One can formulate approximation for gradients of \(\,{{\mbox{Var}}}\,\left(\bar{H}\right)\) with respect to continuous proxy of mα (see Supplementary Note 3), which leads to a gradient descent scheme that we will refer to as gradient-based measurement allocation (GMA). Yet, a computationally more efficient, non-gradient iterative scheme was found and detailed below.

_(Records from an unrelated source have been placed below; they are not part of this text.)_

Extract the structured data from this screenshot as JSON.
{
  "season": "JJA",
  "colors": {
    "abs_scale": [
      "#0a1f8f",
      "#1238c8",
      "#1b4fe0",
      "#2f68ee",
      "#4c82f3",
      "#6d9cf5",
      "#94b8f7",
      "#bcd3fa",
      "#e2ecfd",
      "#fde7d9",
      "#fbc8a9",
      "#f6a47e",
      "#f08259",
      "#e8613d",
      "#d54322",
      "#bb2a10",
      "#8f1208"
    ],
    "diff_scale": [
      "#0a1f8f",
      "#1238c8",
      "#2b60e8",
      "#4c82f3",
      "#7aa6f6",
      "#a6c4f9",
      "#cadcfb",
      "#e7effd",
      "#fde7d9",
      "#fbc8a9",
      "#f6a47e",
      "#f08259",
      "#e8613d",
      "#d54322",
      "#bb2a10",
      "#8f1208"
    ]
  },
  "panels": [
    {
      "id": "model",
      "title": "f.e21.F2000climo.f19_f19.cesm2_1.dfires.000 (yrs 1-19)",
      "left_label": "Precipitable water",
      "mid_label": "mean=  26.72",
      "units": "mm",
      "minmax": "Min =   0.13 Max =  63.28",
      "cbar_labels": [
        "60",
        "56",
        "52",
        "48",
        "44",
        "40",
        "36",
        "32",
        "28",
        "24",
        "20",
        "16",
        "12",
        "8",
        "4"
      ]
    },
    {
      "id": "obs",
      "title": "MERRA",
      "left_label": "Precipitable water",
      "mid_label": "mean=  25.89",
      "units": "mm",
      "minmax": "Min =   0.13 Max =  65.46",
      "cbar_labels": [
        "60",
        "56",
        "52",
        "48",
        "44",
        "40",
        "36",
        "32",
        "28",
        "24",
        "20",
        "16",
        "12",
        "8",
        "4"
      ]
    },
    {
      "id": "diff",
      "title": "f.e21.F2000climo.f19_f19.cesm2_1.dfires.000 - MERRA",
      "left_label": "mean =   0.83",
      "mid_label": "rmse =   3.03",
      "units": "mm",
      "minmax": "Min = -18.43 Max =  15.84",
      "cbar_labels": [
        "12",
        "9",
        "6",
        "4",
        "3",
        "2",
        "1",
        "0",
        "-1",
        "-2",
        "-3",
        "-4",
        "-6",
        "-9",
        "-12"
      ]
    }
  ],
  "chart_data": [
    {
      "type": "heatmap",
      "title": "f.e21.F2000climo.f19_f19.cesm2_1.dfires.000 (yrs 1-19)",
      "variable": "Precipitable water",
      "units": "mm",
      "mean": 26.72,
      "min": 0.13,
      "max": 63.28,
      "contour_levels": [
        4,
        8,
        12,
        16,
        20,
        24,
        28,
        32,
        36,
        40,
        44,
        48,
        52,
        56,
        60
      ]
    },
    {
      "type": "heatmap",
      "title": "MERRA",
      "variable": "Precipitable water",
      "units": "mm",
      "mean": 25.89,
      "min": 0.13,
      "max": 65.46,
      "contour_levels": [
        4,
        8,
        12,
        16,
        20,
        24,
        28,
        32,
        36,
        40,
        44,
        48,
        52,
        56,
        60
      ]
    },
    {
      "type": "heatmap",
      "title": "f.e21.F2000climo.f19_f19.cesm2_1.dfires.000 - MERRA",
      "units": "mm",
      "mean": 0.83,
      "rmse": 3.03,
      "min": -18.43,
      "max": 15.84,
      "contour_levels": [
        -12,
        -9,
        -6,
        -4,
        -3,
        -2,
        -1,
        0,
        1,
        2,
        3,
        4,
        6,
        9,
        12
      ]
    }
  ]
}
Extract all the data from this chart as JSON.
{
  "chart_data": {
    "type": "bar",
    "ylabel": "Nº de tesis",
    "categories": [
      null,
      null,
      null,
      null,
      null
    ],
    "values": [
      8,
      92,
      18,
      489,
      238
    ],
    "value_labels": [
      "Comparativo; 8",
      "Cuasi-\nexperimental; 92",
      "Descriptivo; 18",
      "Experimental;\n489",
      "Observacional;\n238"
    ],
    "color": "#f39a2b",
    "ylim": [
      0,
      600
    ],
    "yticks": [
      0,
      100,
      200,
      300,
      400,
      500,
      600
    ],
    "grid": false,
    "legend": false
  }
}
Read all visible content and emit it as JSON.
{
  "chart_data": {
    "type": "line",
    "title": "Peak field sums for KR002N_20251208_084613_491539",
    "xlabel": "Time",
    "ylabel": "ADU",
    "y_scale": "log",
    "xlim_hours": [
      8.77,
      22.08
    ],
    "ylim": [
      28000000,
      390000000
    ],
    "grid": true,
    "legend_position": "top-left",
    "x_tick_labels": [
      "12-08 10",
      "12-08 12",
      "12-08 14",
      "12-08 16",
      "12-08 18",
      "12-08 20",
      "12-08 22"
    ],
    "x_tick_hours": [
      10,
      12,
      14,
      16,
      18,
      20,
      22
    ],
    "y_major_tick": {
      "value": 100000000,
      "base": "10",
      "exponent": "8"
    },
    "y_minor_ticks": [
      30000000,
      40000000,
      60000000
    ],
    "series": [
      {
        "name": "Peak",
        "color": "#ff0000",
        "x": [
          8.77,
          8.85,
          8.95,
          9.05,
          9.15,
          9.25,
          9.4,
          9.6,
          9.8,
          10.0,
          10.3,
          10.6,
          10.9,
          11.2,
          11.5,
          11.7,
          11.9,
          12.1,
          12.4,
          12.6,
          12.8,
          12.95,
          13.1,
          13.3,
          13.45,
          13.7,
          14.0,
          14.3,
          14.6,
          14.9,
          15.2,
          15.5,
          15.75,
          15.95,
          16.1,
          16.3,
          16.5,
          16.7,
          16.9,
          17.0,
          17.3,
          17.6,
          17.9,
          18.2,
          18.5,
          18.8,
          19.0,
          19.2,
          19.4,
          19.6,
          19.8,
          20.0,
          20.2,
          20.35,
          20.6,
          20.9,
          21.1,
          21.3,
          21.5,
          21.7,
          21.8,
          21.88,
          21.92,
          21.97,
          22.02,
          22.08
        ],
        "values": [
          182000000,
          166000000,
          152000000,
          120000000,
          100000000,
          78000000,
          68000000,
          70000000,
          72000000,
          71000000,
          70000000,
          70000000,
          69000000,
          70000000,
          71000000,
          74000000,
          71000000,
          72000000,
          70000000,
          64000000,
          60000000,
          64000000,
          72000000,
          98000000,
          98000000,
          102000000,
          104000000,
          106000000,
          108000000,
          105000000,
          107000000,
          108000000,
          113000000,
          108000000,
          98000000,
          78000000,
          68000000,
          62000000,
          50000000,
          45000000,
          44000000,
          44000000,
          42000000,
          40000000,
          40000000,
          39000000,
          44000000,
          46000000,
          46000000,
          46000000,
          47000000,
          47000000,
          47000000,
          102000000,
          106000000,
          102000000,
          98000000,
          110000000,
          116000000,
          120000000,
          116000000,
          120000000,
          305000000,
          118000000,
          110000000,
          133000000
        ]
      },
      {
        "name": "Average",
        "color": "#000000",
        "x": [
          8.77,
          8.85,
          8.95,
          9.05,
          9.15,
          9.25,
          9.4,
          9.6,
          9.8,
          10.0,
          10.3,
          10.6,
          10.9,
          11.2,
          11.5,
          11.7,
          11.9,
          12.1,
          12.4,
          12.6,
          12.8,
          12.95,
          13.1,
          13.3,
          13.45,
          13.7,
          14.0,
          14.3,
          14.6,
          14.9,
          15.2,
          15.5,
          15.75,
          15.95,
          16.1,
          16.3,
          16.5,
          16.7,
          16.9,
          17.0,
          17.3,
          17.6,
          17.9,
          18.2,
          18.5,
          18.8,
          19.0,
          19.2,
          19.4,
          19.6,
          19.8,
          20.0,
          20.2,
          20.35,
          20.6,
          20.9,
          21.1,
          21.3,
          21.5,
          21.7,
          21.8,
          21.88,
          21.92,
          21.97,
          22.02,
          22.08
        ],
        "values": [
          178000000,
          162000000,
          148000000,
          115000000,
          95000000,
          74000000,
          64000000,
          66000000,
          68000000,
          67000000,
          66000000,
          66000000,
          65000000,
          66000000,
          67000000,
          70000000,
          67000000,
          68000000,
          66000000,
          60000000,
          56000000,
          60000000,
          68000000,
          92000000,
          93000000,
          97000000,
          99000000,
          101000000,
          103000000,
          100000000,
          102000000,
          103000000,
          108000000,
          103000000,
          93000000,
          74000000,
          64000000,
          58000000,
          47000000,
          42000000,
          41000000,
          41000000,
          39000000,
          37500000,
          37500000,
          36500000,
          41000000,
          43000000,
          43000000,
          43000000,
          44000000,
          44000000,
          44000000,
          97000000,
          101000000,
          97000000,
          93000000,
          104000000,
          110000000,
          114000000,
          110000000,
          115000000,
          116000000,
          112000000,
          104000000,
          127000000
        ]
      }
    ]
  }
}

Iterative measurement allocation (IMA)

Given an initial guess for \({m}_{\alpha }^{(0)}\) and resulting \({M}_{k}^{(0)}\), the corresponding coefficient splitting partitioning of the Hamiltonian is

$$\begin{array}{r}\hat{H}=\mathop{\sum }\limits_{\alpha }^{L}{\hat{A}}_{\alpha }^{(0)},\end{array}$$
(19)

where

$$\begin{array}{r}{\hat{A}}_{\alpha }^{(0)}=\mathop{\sum}\limits_{k}\frac{{m}_{\alpha }^{(0)}}{{M}_{k}^{(0)}}{c}_{k}{\hat{P}}_{k},\,{\hat{P}}_{k}\in {{{{\mathcal{P}}}}}_{\alpha }.\end{array}$$
(20)

Recall that the optimal measurement allocation for any coefficient splitting is given by Eq. (9). Thus, we use this optimal allocation to update \({m}_{\alpha }^{(i)}\) as

$$\begin{array}{r}{m}_{\alpha }^{(i)}\to {m}_{\alpha }^{(i+1)}\propto \sqrt{{{{\mbox{Var}}}}_{\psi }\left({\hat{A}}_{\alpha }^{(i)}\right)},\end{array}$$
(21)

which leads to the update in measurable groups

$$\begin{array}{r}{\hat{A}}_{\alpha }^{(i)}\to {\hat{A}}_{\alpha }^{(i+1)}=\mathop{\sum}\limits_{k}\frac{{m}_{\alpha }^{(i+1)}}{{M}_{k}^{(i+1)}}{c}_{k}{\hat{P}}_{k},\,{\hat{P}}_{k}\in {{{{\mathcal{P}}}}}_{\alpha }\end{array}$$
(22)

Since there is no guarantee that each iteration will necessarily lower \(\,{{\mbox{Var}}}\,\left(\bar{H}\right)\) in Eq. (17), we repeat these steps multiple times and choose mα that result in the lowest estimator variance. Empirically, the procedure finds the best measurement allocation in first few cycles.

Method summary

Conceptually, there are three approaches described above: non-overlapping grouping, coefficient splitting, and measurement allocation. For all of them expectation value of the Hamiltonian is a sum of estimators for expectation values of fragments \(\bar{H}={\sum }_{\alpha }{\bar{H}}_{\alpha }\), and the variance for the \(\bar{H}\) estimator is given by Eq. (7). The differences between three methods are in the fragment definitions: non-overlapping grouping use fragments with original Hamiltonian coefficients ck for Pauli products and each Pauli products entering only a single fragment, coefficient splitting and measurement allocation allow Pauli products to enter multiple groups with coefficients defined by the optimization procedure for Eq. (12) and \({c}_{k}^{(\alpha )}={c}_{k}{m}_{\alpha }/{M}_{k}\) (cf. Eq. (22)), respectively. Variables that are optimized to obtain the lowest estimator variance are the numbers of measurements mα for measurement allocation and \({c}_{k}^{(\alpha )}\) and mα for coefficient splitting. The main advantage of the measurement allocation approach is a much lower number of optimization variables (mα) compared to that of the coefficient splitting scheme (\({c}_{k}^{(\alpha )}\)). Yet, note that positivity of mα imposes not only a limitation of measurement allocation with respect to coefficient splitting but also with respect to non-overlapping grouping. In non-overlapping grouping, \({c}_{k}^{(\alpha )}\) are either 0 or ck, but in measurement allocation, \({c}_{k}^{(\alpha )}\) cannot be zero.